Reviewby Rebecca Silverman,
Missions of Love
Now that Shigure knows Yukina's weak point, he is not above using it against her. But is he really comfortable with the results? Meanwhile Akira figures out part of what is going on and prepares to make his move on his beloved while Yukina, slowly figuring out the ways of love, finds herself wondering about both her writing and the possibility of Shigure having feelings for her.
With this second volume of Ema Toyama's Missions of Love, Yukina decides that her research (and perhaps budding feelings) require Shigure to take some extra steps – he must act like her boyfriend. Seemingly willing, Shigure begins shepherding her around only to take advantage of her fear of being without her glasses. He removes them and leaves her at the mercy of his fangirls, who, in true manga fashion, begin advancing on Yukina in a distinctly threatening manner. This is where we start to see that Shigure may be starting to care for his tormenter, as he suffers pangs of guilt...only to find that Yukina's quiet cousin Akira has stepped up to save the day. Thus begins an open rivalry between the two boys, although it is unclear whether Shigure (at this point) is really emotionally invested in Yukina or just really, really annoyed with Akira. (It looks as though that will come clear in volume three.) Akira, for his part, is devoted wholeheartedly to his cousin, who glibly tells him that he has no chance. While she probably doesn't see this as cruel, Akira takes it to heart, and glimpses of his face beneath his bangs make it clear that he is not going down without a fight.
Toyama's art both helps and hinders the tale as it races through its second volume. There are at least two major artistic inconsistencies that may cause a reader pause – Akira magically appears in one scene sitting directly across from Yukina, somehow not having been visible in the previous panel despite the far side of the desk being shown, which is quite disconcerting and plays havoc with visual continuity. A second issue is that chapter six ends with an image of Shigure pinning Yukina down which shows him straddling her. When chapter seven opens with a recap image, he's kneeling between her legs. While the latter picture obviously has more impact, it is jarring to the observant reader and breaks up the tension created by the situation, albeit momentarily. These issues aside, however, Toyama's art does its job quite well. In an interesting use of tone, all surfaces appear to be reflective, cloth included, which gives everything a very shiny quality. Characters are always recognizable, and Yukina's face both with and sans glasses changes noticeably while still being recognizably her, reflecting her emotions. Backgrounds tend to be eschewed in favor of roses, sparkles, and other shoujo trappings, but since the story is more about emotions (and emotional manipulation) than its setting, that doesn't really detract unless you aren't a fan of heavy toning.
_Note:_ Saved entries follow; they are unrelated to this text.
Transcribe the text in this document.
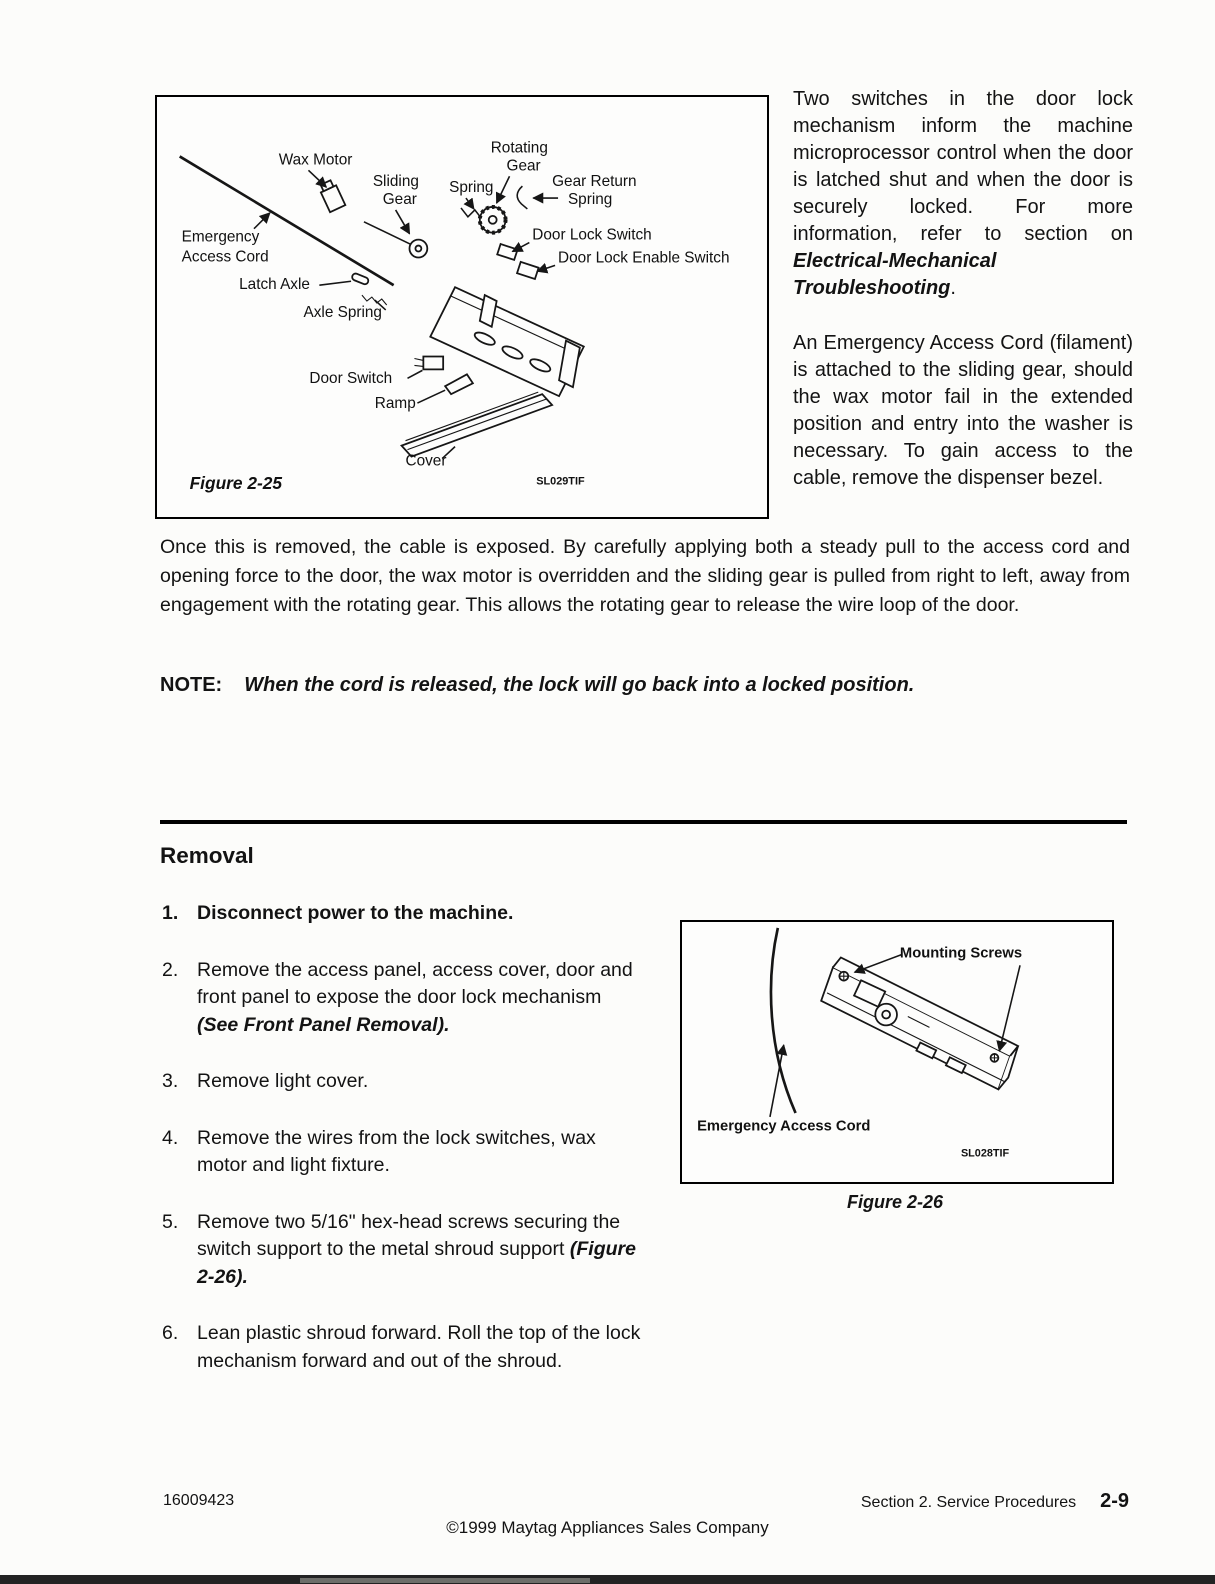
Rotating
Gear
Wax Motor
Sliding
Gear
Spring	Gear Return
Spring
Emergency
Access Cord
Door Lock Switch
Door Lock Enable Switch
Latch Axle
Axle Spring
Door Switch
Ramp
Cover
Figure 2-25	SL029TIF

Two switches in the door lock mechanism inform the machine microprocessor control when the door is latched shut and when the door is securely locked. For more information, refer to section on Electrical-Mechanical Troubleshooting.

An Emergency Access Cord (filament) is attached to the sliding gear, should the wax motor fail in the extended position and entry into the washer is necessary. To gain access to the cable, remove the dispenser bezel.

Once this is removed, the cable is exposed. By carefully applying both a steady pull to the access cord and opening force to the door, the wax motor is overridden and the sliding gear is pulled from right to left, away from engagement with the rotating gear. This allows the rotating gear to release the wire loop of the door.
NOTE: When the cord is released, the lock will go back into a locked position.
Removal
1. Disconnect power to the machine.
2. Remove the access panel, access cover, door and front panel to expose the door lock mechanism (See Front Panel Removal).
3. Remove light cover.
4. Remove the wires from the lock switches, wax motor and light fixture.
5. Remove two 5/16" hex-head screws securing the switch support to the metal shroud support (Figure 2-26).
6. Lean plastic shroud forward. Roll the top of the lock mechanism forward and out of the shroud.
Mounting Screws
Emergency Access Cord
SL028TIF
Figure 2-26
16009423
©1999 Maytag Appliances Sales Company
Section 2. Service Procedures 2-9
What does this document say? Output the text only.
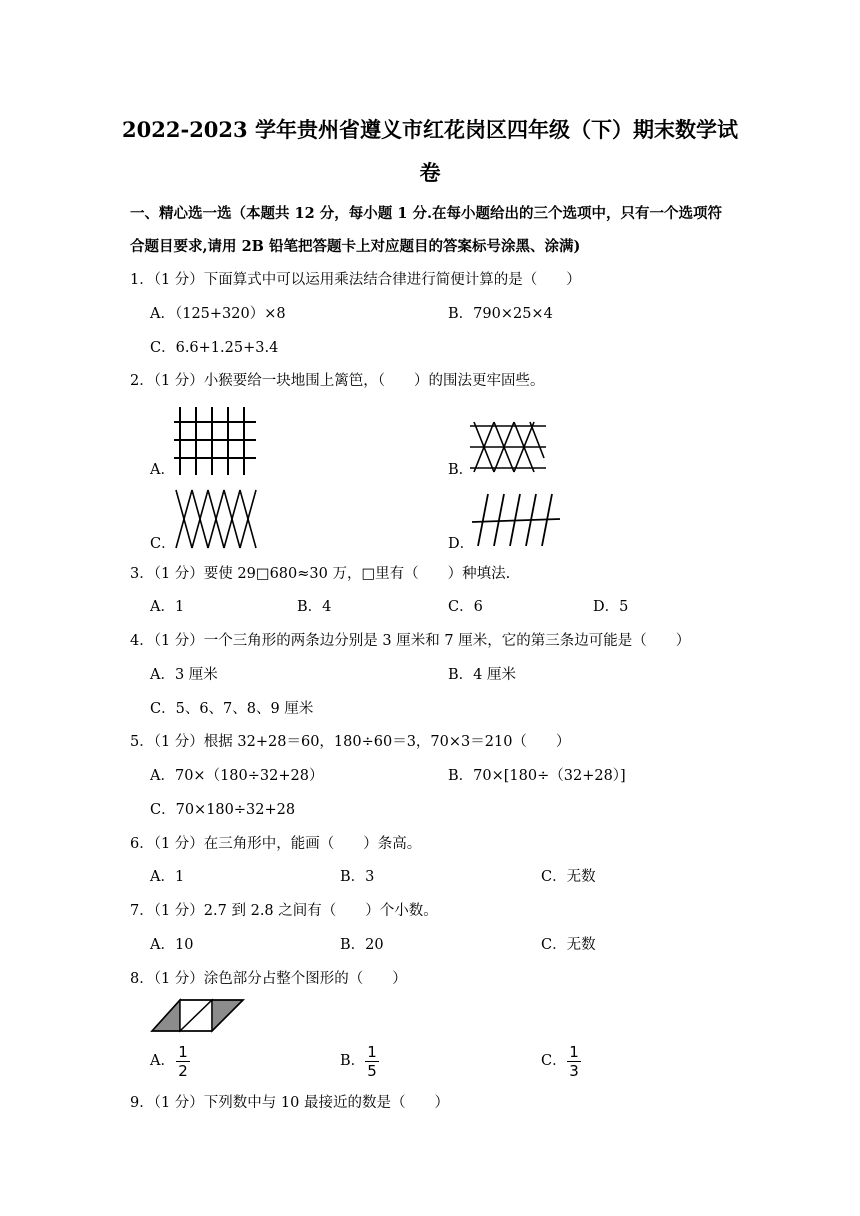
2022-2023 学年贵州省遵义市红花岗区四年级（下）期末数学试
卷
一、精心选一选（本题共 12 分，每小题 1 分.在每小题给出的三个选项中，只有一个选项符
合题目要求,请用 2B 铅笔把答题卡上对应题目的答案标号涂黑、涂满)
1．（1 分）下面算式中可以运用乘法结合律进行简便计算的是（　　）
A．（125+320）×8	B．790×25×4
C．6.6+1.25+3.4
2．（1 分）小猴要给一块地围上篱笆，（　　）的围法更牢固些。
A．	B．
C．	D．
3．（1 分）要使 29□680≈30 万，□里有（　　）种填法.
A．1	B．4	C．6	D．5
4．（1 分）一个三角形的两条边分别是 3 厘米和 7 厘米，它的第三条边可能是（　　）
A．3 厘米	B．4 厘米
C．5、6、7、8、9 厘米
5．（1 分）根据 32+28＝60，180÷60＝3，70×3＝210（　　）
A．70×（180÷32+28）	B．70×[180÷（32+28）]
C．70×180÷32+28
6．（1 分）在三角形中，能画（　　）条高。
A．1	B．3	C．无数
7．（1 分）2.7 到 2.8 之间有（　　）个小数。
A．10	B．20	C．无数
8．（1 分）涂色部分占整个图形的（　　）
A． 1
2
B． 1
5
C． 1
3
9．（1 分）下列数中与 10 最接近的数是（　　）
It really is this emotional manipulation that creates the series' biggest problem. When Kodansha retitled Watashi ni xx Shinasai, they may as well have changed it to “How to Foster Unhealthy Relationship Fantasies in Middle School Girls.” While Toyama is obviously not the first to do so - and where would shoujo manga be without the vaguely unsettling romance? - she is among the first to do so in an English-translated shoujo for a younger audience. Yukina's assumption of control over her classmate is one that we would decry were she the male, and the fact that Shigure appears to be falling for her in no way makes things better. Further compounding things is the fact that Yukina herself is clearly lost in a fantasy. Chapter six makes it clear that she sees herself and Shigure as the characters in her cellphone novel, quite possibly to the point where she confuses fiction with reality. While the old saw of “write what you know” absolutely has some truth to it, she is altering her real life to suit her fictional one, which is treading some dangerous ground.
Ultimately Missions of Love still reads like a sexy book for middle schoolers. Yukina is far from a likeable heroine, neither Shigure nor Akira come off as particularly desirable male leads, and the less savory elements of the story detract from its romance components. Were the genders reversed, there would likely be more of an outcry, because really what Yukina is doing to Shigure is not so far off from what Ryoki does to Hatsumi in the infamous Hot Gimmick. But perhaps that is what makes this series appealing – after all, it is only fiction.
Overall : C+
Story : C
Art : B-
+ Shiny quality to art is visually interesting, rivalry between Shigure and Akira adds a different kind of tension.